Hi,
what is the output of this command?
ceph config-key get mgr/cephadm/osd_remove_queue
I just tried to cancel a draining on a small 18.2.4 test cluster, it
went well, though. After scheduling the drain the mentioned key looks
like this:
# ceph config-key get mgr/cephadm/osd_remove_queue
[{"osd_id": 1, "started": true, "draining": false, "stopped": false,
"replace": false, "force": false, "zap": false, "hostname": "host5",
"original_weight": 0.0233917236328125, "drain_started_at": null,
"drain_stopped_at": null, "drain_done_at": null, "process_started_at":
"2024-08-19T07:21:27.783527Z"}, {"osd_id": 13, "started": true,
"draining": true, "stopped": false, "replace": false, "force": false,
"zap": false, "hostname": "host5", "original_weight":
0.0233917236328125, "drain_started_at": "2024-08-19T07:21:30.365237Z",
"drain_stopped_at": null, "drain_done_at": null, "process_started_at":
"2024-08-19T07:21:27.794688Z"}]
Here you see the original_weight which the orchestrator failed to
read, apparently. (Note that there are only small 20 GB OSDs, hence
the small weight).

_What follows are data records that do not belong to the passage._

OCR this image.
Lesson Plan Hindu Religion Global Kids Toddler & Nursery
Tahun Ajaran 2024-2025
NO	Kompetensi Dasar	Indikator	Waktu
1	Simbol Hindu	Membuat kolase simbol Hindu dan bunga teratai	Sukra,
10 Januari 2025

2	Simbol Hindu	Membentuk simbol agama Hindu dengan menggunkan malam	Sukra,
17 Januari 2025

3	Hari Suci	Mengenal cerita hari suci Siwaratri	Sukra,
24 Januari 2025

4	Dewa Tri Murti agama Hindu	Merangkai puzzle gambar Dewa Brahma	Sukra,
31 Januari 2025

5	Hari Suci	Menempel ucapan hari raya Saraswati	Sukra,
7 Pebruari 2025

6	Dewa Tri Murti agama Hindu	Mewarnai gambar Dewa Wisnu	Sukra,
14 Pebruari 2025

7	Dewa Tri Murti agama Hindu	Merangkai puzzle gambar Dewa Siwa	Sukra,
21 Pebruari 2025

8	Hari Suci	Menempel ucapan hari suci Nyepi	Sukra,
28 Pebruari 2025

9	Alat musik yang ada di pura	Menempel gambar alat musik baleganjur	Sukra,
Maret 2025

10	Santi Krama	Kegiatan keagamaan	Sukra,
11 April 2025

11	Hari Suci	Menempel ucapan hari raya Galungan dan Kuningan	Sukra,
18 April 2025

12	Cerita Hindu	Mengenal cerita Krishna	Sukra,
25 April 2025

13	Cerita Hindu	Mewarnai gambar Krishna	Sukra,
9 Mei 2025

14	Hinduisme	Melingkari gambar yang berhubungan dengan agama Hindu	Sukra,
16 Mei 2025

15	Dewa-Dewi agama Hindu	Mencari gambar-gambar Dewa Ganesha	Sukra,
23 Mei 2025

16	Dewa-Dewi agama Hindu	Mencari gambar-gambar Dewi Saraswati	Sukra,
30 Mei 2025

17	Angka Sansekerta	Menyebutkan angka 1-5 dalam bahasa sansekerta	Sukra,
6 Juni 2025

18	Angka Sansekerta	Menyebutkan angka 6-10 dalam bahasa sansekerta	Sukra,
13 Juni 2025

You probably didn't have the output while the OSDs
were scheduled for draining, correct? I was able to break my cephadm
module by injecting that json again (it was already completed, hence
empty), but maybe I did it incorrectly, not sure yet.
Regards,
Eugen
Zitat von Benjamin Huth <benjaminmhuth@xxxxxxxxx>:
So about a week and a half ago, I started a drain on an incorrect host. I
fairly quickly realized that it was the wrong host, so I stopped the drain,
canceled the osd deletions with "ceph orch osd rm stop OSD_ID", then
dumped, edited the crush map to properly reweight those osds and host, and
applied the edited crush map. I then proceeded with a full drain of the
correct host and completed that before attempting to upgrade my cluster.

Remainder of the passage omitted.